Velti is Working on a Mobile “Do Not Track” List

Velti plans to announce two new initiatives aimed at helping mobile advertisers get ahead of data collection and privacy concerns, according to a source who was briefed by the company.

My source says Velti, a publicly traded mobile ad company, is working on the first “Do Not Track” list built for mobile. Consumers should be able to direct their smartphone browsers at a specific Do Not Track website, which will build a “fingerprint” for that phone adding it to a list of devices that will be blocked from ad targeting. Velti is working with partners to finalize these plans, but it might announce the Do Not Track feature this week, at the Mobile World Congress event in Barcelona.
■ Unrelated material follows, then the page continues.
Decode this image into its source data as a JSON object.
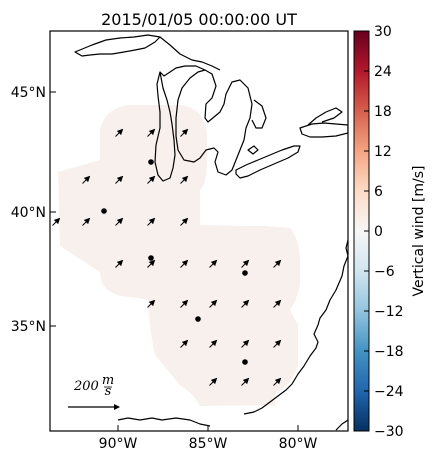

Attention has been growing around this issue, especially in the last few days, with the Obama Administration proposing a Privacy Bill of Rights that encourages Do Not Track efforts. A number of technology companies have been talking up their support for Do Not Track (probably because self-policing within the industry is more attractive than government regulation). For example, mobile ad network Jumptap noted that it already supports Mozilla’s version of this technology.

At the same time as it’s working on a way for consumers to opt out, my source says Velti has also developed plans for a new way to track smartphone owners — specifically one that doesn’t require a UDID (the long string of letters and numbers that’s unique to each iPhone).

Last fall, Apple revealed that it would be phasing out the use of UDIDs (presumably in response to security and privacy concerns). That could become a serious hurdle for mobile ad networks, which use UDIDs to identify their users, as well as other mobile technologies. A number of companies have been trying to find workarounds. Velti’s new technology will allow for ad targeting without a UDID, my source says.

Velti declined to comment on this story.